How have you seen the students grow by working with you and virtual reality?The students have definitely begun thinking differently about the art experience. People, in general, understand art as something that exists on a wall and solely in a physical space, often in a very traditional sense. Working with virtual reality has allowed students to see a more playful and interactive method of creation that relates more to the way they engage with many other parts of their contemporary life. The perceived stuffiness or pretentiousness that people often associate with the arts isn't necessarily the case. They have, of course, also come to understand the digital, virtual space as a realm in which art can exist. While it still can be captured and printed out to be hung on a wall, it can also be something that is more digitally transient, opening new possibilities for a viewer. Though I think it's the interactive physical engagement that they seem to like the most.

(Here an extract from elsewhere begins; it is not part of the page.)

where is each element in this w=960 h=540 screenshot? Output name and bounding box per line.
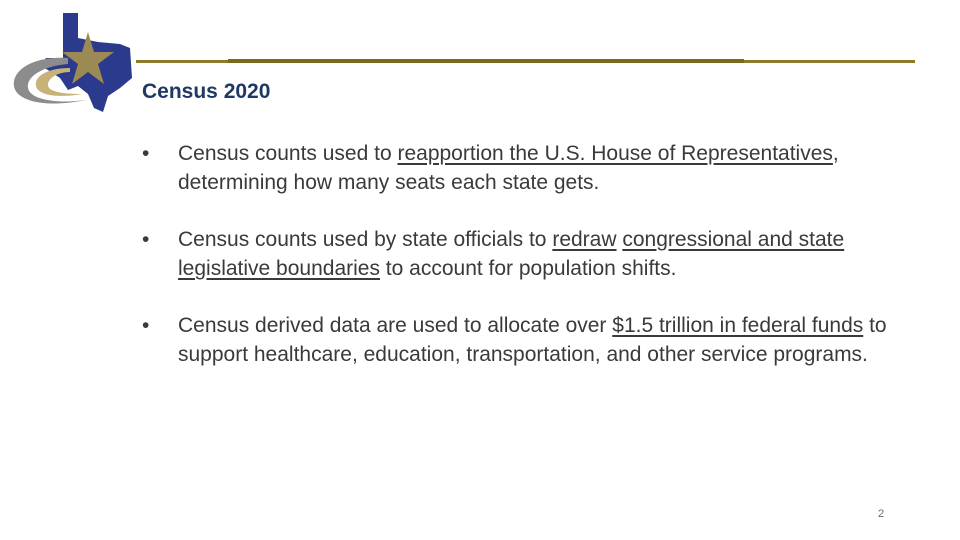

How have you grown as an artist from teaching the high school students?One of the ways I've grown is how I connect with a younger generation of the art-interested. While I have taught high school, it was a fine arts magnet program where students were already dialed into their craft or artistic direction. The students I've worked with here, I referred to as "art-interested" because some may end up as either artists, consumers of art, or contributors in other ways. I mention a younger generation because I come from a specific place of traditional fine arts making and training.

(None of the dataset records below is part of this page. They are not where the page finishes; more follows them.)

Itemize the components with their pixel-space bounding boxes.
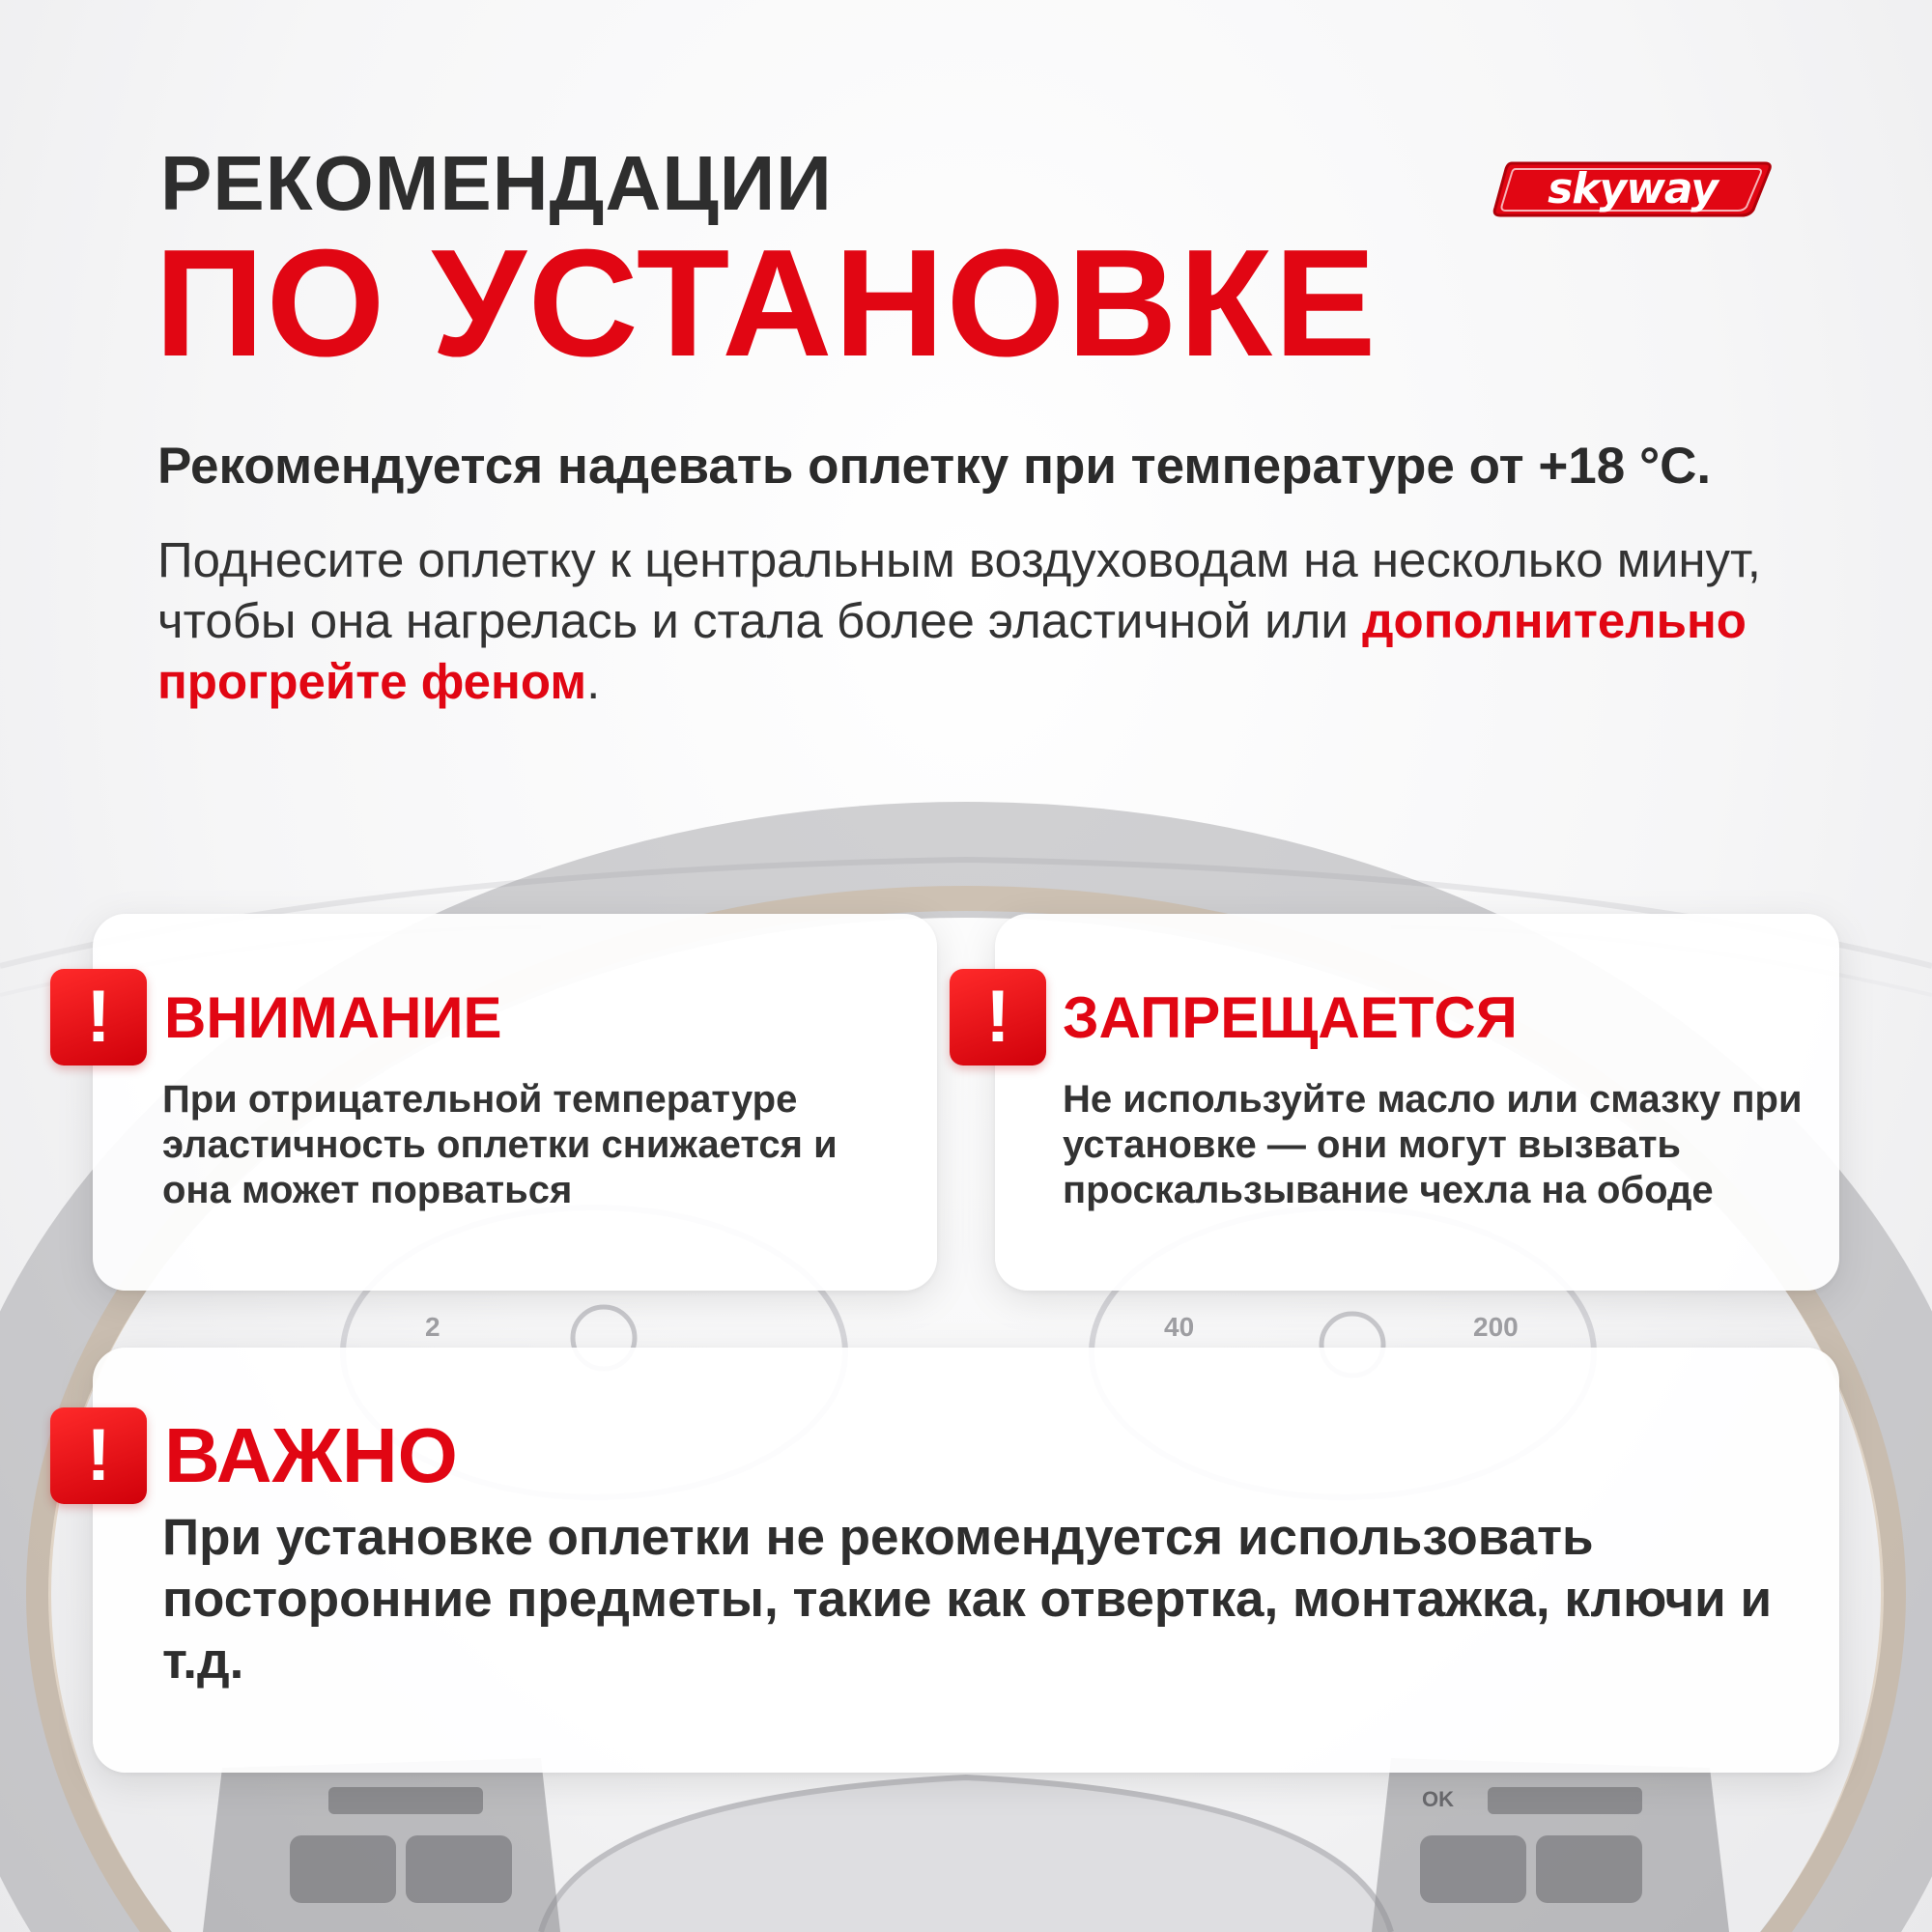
intro-paragraph-main: Поднесите оплетку к центральным воздуховодам на несколько минут, чтобы она нагрелась и стала более эластичной или — [157, 532, 1761, 648]
gauge-right-label-2: 200 — [1473, 1312, 1519, 1342]
skyway-logo — [1492, 159, 1773, 219]
prohibited-title: ЗАПРЕЩАЕТСЯ — [1063, 985, 1518, 1050]
exclamation-icon: ! — [50, 1407, 147, 1504]
intro-paragraph — [157, 529, 1819, 712]
attention-title: ВНИМАНИЕ — [164, 985, 502, 1050]
gauge-right-label-1: 40 — [1164, 1312, 1195, 1342]
prohibited-text: Не используйте масло или смазку при установке — они могут вызвать проскальзывание чехла на ободе — [1063, 1078, 1803, 1211]
exclamation-icon: ! — [950, 969, 1046, 1065]
intro-paragraph-highlight: дополнительно прогрейте феном — [157, 593, 1747, 709]
attention-text: При отрицательной температуре эластичность оплетки снижается и она может порваться — [162, 1078, 838, 1211]
important-text: При установке оплетки не рекомендуется использовать посторонние предметы, такие как отвертка, монтажка, ключи и т.д. — [162, 1509, 1773, 1690]
exclamation-icon: ! — [50, 969, 147, 1065]
title-big: ПО УСТАНОВКЕ — [155, 218, 1378, 388]
lead-text: Рекомендуется надевать оплетку при температуре от +18 °C. — [157, 438, 1712, 495]
title-small: РЕКОМЕНДАЦИИ — [160, 140, 833, 226]
gauge-left-label: 2 — [425, 1312, 440, 1342]
important-title: ВАЖНО — [164, 1412, 458, 1498]
intro-paragraph-end: . — [586, 654, 601, 709]
logo-text: skyway — [1548, 164, 1718, 213]
ok-button-label: OK — [1422, 1787, 1454, 1811]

These types of digital environments and technology are part of the everyday life of this generation. While some ideas and methods took me some effort to pick up, many of them take to them effortlessly as they already have an inherent sense of this interaction, as it’s so commonplace and intuitive to them. They've taught me little tricks of the trade.
More importantly, they have shown me the new ideas and issues that are important to them. We can connect over these and use art as a way to bridge a gap. All of this has really taught me that with the expanding platforms offered to us today, art-making at the higher level can be for anyone. There has long been a sense of "I can't draw” or “I can't paint" so I alienate myself from art. Working with virtual reality has definitely broadened the definition of artmaking for me.

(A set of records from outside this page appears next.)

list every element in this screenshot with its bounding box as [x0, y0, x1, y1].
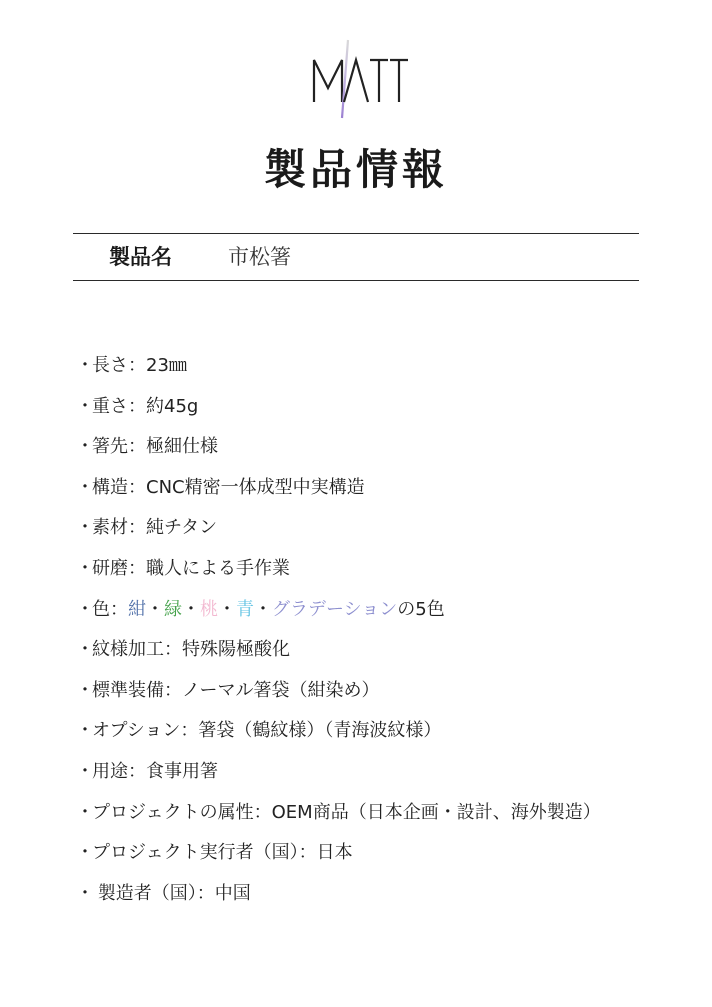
matt-logo [306, 38, 410, 120]
spec-project-attribute [76, 793, 706, 834]
spec-standard-equipment [76, 671, 706, 712]
color-peach: 桃 [200, 598, 218, 620]
spec-usage [76, 752, 706, 793]
color-blue: 青 [236, 598, 254, 620]
product-name-label: 製品名 [109, 245, 172, 269]
bullet: ・ [76, 801, 94, 823]
bullet: ・ [76, 720, 94, 742]
spec-colors [76, 590, 706, 631]
spec-structure [76, 468, 706, 509]
bullet: ・ [76, 598, 94, 620]
color-separator: ・ [218, 598, 236, 620]
color-green: 緑 [164, 598, 182, 620]
spec-text: 構造：CNC精密一体成型中実構造 [92, 476, 365, 498]
bullet: ・ [76, 436, 94, 458]
bullet: ・ [76, 557, 94, 579]
spec-text: 素材：純チタン [92, 517, 218, 539]
spec-polish [76, 549, 706, 590]
spec-material [76, 508, 706, 549]
bullet: ・ [76, 395, 94, 417]
bullet: ・ [76, 355, 94, 376]
spec-weight [76, 387, 706, 428]
spec-colors-prefix: 色： [92, 598, 128, 620]
spec-list [76, 346, 706, 914]
spec-text: 用途：食事用箸 [92, 760, 218, 782]
bullet: ・ [76, 760, 94, 782]
bullet: ・ [76, 517, 94, 539]
color-separator: ・ [146, 598, 164, 620]
spec-text: 製造者（国）：中国 [92, 882, 251, 904]
bullet: ・ [76, 882, 94, 904]
matt-logo-icon [306, 38, 410, 120]
product-name-row [73, 233, 639, 281]
spec-text: 標準装備：ノーマル箸袋（紺染め） [92, 679, 380, 701]
bullet: ・ [76, 476, 94, 498]
spec-tip [76, 427, 706, 468]
color-separator: ・ [254, 598, 272, 620]
page-title: 製品情報 [263, 145, 448, 194]
product-name-value: 市松箸 [228, 245, 291, 269]
spec-manufacturer-country [76, 874, 706, 915]
bullet: ・ [76, 842, 94, 864]
spec-project-owner-country [76, 833, 706, 874]
spec-text: 長さ：23㎜ [92, 355, 187, 376]
spec-options [76, 711, 706, 752]
spec-text: 研磨：職人による手作業 [92, 557, 290, 579]
color-separator: ・ [182, 598, 200, 620]
bullet: ・ [76, 639, 94, 661]
spec-text: 紋様加工：特殊陽極酸化 [92, 639, 290, 661]
color-kon: 紺 [128, 598, 146, 620]
spec-text: 箸先：極細仕様 [92, 436, 218, 458]
spec-text: オプション：箸袋（鶴紋様）（青海波紋様） [92, 720, 442, 742]
color-gradation: グラデーション [272, 598, 398, 620]
spec-text: プロジェクトの属性：OEM商品（日本企画・設計、海外製造） [92, 801, 601, 823]
spec-text: 重さ：約45g [92, 395, 199, 417]
bullet: ・ [76, 679, 94, 701]
spec-text: プロジェクト実行者（国）：日本 [92, 842, 353, 864]
spec-colors-suffix: の5色 [397, 598, 445, 620]
spec-pattern [76, 630, 706, 671]
spec-length [76, 346, 706, 387]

What do you think about the arts program at Ensworth?The arts program at Ensworth is incredible. The arts faculty members are all focused on student success. They come together and think about how art functions across media and disciplines. This was clear to me immediately as we had conversations about combining the virtual reality work and technology of fine art with dance and theater, but also through the support of Jim Aveni as an active and vocal chair pushing for the department as a whole.
Being the teaching artist, you feel as if you're part of the art family, and that in itself makes all the difference. The active yearly use of this Artist in Residence program demonstrates the commitment of the art department to think outside the box of their current curriculum offerings. They seem to use this as a way to introduce students to new ideas and processes, but also and maybe more importantly, new ways to think about being creative problem solvers.
On a personal note, one of the great things for me is that I come from a very different background than many of these students. Private school would never have been an option for me growing up, nor would access to some of the facilities and technology around them. This program creates a space for a more broad sense of cultural connection. With consistent exposure to people with new ways of thinking and from different backgrounds, the students are able to learn to broaden their sense of community and cultural understanding, dismantling many of the stereotypes and stigmas that society has fostered. In many ways, these ideas serve the larger goal of art more than any other.